Nanoempreendedor na reforma tributária: risco para o restaurante

Ato conjunto de 28 de agosto liberou o autônomo de até R$ 40.500 por ano de CNPJ e de nota fiscal até 2028. Quem contrata extra e entregador fica sem crédito de IBS e CBS e com o risco de vínculo no colo.

Nanoempreendedor na reforma tributária: risco para o restaurante, imagem ilustrativa
Foto: Reprodução

A Receita Federal e o Comitê Gestor do IBS publicaram o Ato Conjunto RFB/CGIBS nº 6, de 28 de agosto de 2026, que dispensa o chamado nanoempreendedor de se inscrever no CNPJ e de emitir os documentos fiscais eletrônicos do IBS e da CBS. A dispensa produz efeitos até 31 de dezembro de 2028 e não alcança quem escolher entrar no regime regular dos dois tributos.

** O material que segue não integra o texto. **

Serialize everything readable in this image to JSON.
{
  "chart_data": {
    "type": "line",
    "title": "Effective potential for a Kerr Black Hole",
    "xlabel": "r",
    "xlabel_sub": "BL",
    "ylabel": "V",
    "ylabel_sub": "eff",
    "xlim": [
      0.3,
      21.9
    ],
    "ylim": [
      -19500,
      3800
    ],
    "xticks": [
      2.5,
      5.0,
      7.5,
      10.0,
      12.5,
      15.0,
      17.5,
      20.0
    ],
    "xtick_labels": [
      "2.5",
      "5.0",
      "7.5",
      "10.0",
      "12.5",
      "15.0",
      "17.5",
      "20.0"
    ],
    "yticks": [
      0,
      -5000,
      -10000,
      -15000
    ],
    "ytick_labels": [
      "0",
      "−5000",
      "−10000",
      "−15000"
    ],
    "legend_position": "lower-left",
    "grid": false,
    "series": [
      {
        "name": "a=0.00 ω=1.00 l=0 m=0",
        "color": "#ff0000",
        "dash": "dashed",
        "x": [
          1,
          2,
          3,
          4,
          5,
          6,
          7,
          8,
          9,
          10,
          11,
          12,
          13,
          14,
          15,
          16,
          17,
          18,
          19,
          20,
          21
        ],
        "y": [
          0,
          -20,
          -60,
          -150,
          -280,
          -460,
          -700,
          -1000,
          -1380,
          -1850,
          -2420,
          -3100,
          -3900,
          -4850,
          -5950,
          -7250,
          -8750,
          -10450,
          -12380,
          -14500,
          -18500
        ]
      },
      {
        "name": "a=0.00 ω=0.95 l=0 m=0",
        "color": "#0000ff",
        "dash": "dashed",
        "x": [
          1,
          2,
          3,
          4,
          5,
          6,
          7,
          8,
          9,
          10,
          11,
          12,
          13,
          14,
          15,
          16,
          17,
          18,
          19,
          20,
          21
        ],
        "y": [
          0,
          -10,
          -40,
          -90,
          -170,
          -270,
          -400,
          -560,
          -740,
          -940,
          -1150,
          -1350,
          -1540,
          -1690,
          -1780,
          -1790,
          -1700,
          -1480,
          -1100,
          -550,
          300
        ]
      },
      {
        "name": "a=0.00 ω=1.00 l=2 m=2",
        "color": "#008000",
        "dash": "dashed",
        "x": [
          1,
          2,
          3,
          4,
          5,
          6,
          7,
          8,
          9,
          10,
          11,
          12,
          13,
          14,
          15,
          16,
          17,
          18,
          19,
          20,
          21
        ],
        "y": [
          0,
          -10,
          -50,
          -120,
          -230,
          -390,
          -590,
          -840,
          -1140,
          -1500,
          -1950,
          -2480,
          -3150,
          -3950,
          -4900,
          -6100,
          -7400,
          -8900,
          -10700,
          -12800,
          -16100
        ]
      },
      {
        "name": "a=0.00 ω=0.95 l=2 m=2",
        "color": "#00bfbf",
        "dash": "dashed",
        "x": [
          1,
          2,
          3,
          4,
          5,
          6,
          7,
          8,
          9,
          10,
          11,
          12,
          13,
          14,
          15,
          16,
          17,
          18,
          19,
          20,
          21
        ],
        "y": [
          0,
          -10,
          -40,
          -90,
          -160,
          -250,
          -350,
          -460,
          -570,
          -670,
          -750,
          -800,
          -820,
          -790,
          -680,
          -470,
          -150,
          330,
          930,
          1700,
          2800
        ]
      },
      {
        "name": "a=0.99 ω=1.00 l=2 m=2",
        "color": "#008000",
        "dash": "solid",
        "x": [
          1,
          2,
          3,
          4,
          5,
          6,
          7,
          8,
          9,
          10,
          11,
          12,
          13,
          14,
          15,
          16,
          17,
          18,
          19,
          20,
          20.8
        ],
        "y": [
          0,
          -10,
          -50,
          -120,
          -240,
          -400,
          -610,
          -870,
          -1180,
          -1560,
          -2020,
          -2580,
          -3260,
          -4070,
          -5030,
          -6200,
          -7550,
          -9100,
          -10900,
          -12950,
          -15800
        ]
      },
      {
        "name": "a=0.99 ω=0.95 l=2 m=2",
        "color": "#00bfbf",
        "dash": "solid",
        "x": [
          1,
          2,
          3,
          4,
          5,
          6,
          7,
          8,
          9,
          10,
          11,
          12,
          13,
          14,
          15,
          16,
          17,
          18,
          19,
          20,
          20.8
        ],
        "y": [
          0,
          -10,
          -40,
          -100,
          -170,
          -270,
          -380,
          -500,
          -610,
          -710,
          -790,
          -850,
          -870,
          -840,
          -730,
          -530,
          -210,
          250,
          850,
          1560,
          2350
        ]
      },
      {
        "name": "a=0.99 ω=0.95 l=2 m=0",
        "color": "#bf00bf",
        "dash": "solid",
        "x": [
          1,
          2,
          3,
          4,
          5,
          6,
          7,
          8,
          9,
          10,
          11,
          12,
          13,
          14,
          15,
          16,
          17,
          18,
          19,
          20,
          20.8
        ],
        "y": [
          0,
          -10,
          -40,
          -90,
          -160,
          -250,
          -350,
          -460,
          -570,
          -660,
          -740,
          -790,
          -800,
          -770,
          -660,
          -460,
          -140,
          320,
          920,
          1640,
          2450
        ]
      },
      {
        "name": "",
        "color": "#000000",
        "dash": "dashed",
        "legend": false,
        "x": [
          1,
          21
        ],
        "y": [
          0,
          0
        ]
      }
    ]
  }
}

Nanoempreendedor é a pessoa física que fatura menos da metade do teto do MEI e não aderiu a esse regime. Com o limite do MEI em R$ 81 mil, a conta fecha em R$ 40.500 por ano, algo perto de R$ 3.375 por mês. Pela Lei Complementar 214/2025, quem está nessa faixa não é contribuinte de IBS nem de CBS.

Para a casa que paga garçom extra no sábado, freela de cozinha e entregador por fora, o assunto sai da contabilidade e cai no balcão: é a nota que não vem e o processo que pode vir depois.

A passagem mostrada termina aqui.